Residents return home after Nakia Creek Fire evacuation orders lifted
Firefighters said they made good headway, constructing fire lines to help increase containment levels to 23% as of Thursday evening. The size of the fire has slightly grown to 1,918 acres.
CLARK COUNTY, Wash. – Residents return home after evacuation orders are lifted while the Nakia Creek Fire burns in Washington state.
Firefighters said they made good headway, constructing fire lines to help increase containment levels to 23% as of Thursday evening. The size of the fire has slightly grown to 1,918 acres, an increase of 49 acres since Wednesday morning, the Clark Regional Emergency Services Agency said.
The fire was first reported at about 3:45 p.m. on Oct. 9 and has been determined to be human-caused.
Authorities still ask for the public’s help in identifying persons and vehicles of interest. A video was taken about 15 minutes prior on a ridge near where the fire was burning, the Clark County Fire Marshal's Office said.
"We are looking for what we believe is a white or light-colored Subaru vehicle," Assistant Clark County Fire Marshal Curtis Eavenson said. "Based on witness statements, we also believe there were two men and two women connected with this vehicle."
If anyone recognizes the vehicle or people depicted in the video or has any information regarding the ongoing wildfire investigation, they are urged to contact the county’s fire marshal office at 564-397-3320.
Over 550 resources have been working to contain and extinguish the fire.
Measurable precipitation is expected beginning Friday afternoon to help minimize fire growth and allowing firefighters to gain ground, fire officials said.
"Rain after a wildland fire brings its own risks," the Clark Regional Emergency Services Agency said in a Facebook post Thursday. "Rain can cause burnt standing trees to fall, soil instability on steep slopes, and damage to roads. Crews will proceed with caution while working in these conditions."
'We are definitely on alert'
Evacuation restrictions were reduced in some areas on Wednesday for the thousands of people forced to flee their homes because of the fire.
"We are definitely on alert," one homeowner said. "But I think the protocol is to stay in your homes, don't panic, keep a bag ready in case there's a sudden change."
WHAT SHOULD BE IN YOUR EVACUATION 'GO' BAG DURING WILDFIRE SEASON
As of Sunday night, nearly 3,000 homes were included in the "Level 3 Go Now" notice, with more than 33,000 others told to make preparations in case an evacuation order is given.
Evacuation levels from the Clark County Sheriff’s Office are evaluated daily. Residents can click here to search their address for current evacuation levels.
The Nakia Creek Fire isn't the only fire burning in the West and Northwest. Dozens of fires are burning across the region, and that's sending thick plumes of smoke into cities and towns in places like Washington, Oregon and Idaho. And because of the smoke, that's causing some concerns with air quality.

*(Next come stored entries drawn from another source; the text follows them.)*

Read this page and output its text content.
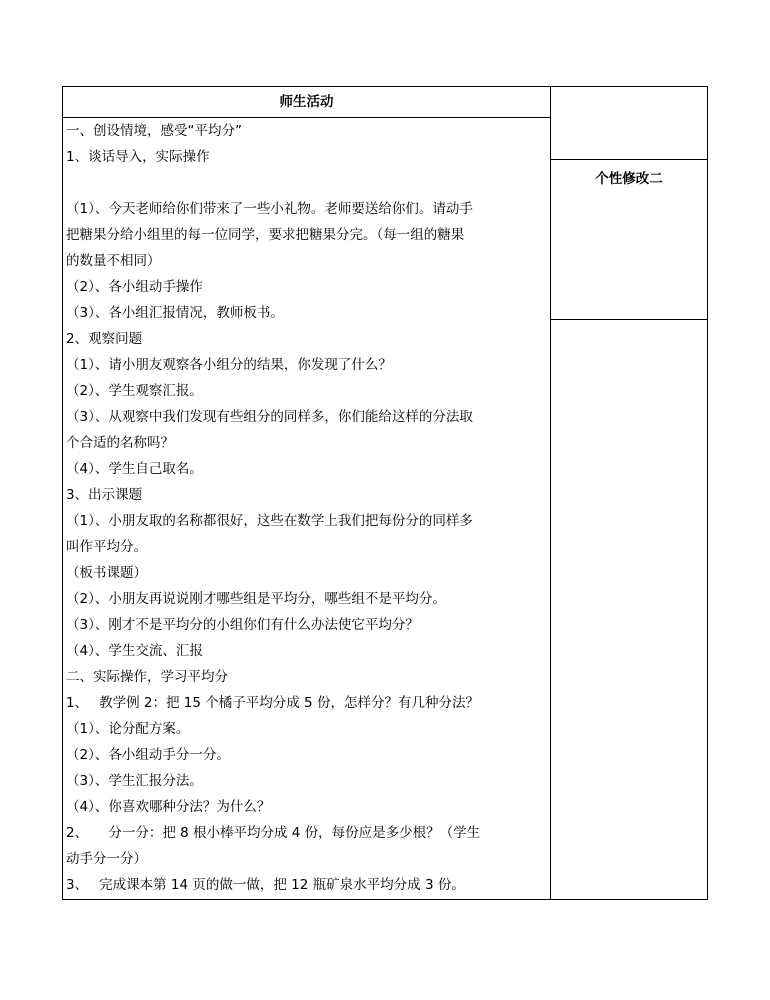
师生活动
个性修改二
一、创设情境，感受“平均分”
1、谈话导入，实际操作
（1）、今天老师给你们带来了一些小礼物。老师要送给你们。请动手
把糖果分给小组里的每一位同学，要求把糖果分完。（每一组的糖果
的数量不相同）
（2）、各小组动手操作
（3）、各小组汇报情况，教师板书。
2、观察问题
（1）、请小朋友观察各小组分的结果，你发现了什么？
（2）、学生观察汇报。
（3）、从观察中我们发现有些组分的同样多，你们能给这样的分法取
个合适的名称吗？
（4）、学生自己取名。
3、出示课题
（1）、小朋友取的名称都很好，这些在数学上我们把每份分的同样多
叫作平均分。
（板书课题）
（2）、小朋友再说说刚才哪些组是平均分，哪些组不是平均分。
（3）、刚才不是平均分的小组你们有什么办法使它平均分？
（4）、学生交流、汇报
二、实际操作，学习平均分
1、　 教学例 2：把 15 个橘子平均分成 5 份，怎样分？有几种分法？
（1）、论分配方案。
（2）、各小组动手分一分。
（3）、学生汇报分法。
（4）、你喜欢哪种分法？为什么？
2、　　分一分：把 8 根小棒平均分成 4 份，每份应是多少根？（学生
动手分一分）
3、　 完成课本第 14 页的做一做，把 12 瓶矿泉水平均分成 3 份。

WILDFIRES CAN BE DANGEROUS TO YOUR HEALTH EVEN IF YOU'RE NOWHERE NEAR ONE
Air quality alerts have been issued across western and northern Washington, western Oregon, northern and central Idaho and northwestern Montana. Air quality measurements reached "unhealthy" levels in parts of the Puget Sound region over the weekend.
The Northwest Interagency Coordination Center doesn't expect to gain full containment until Halloween.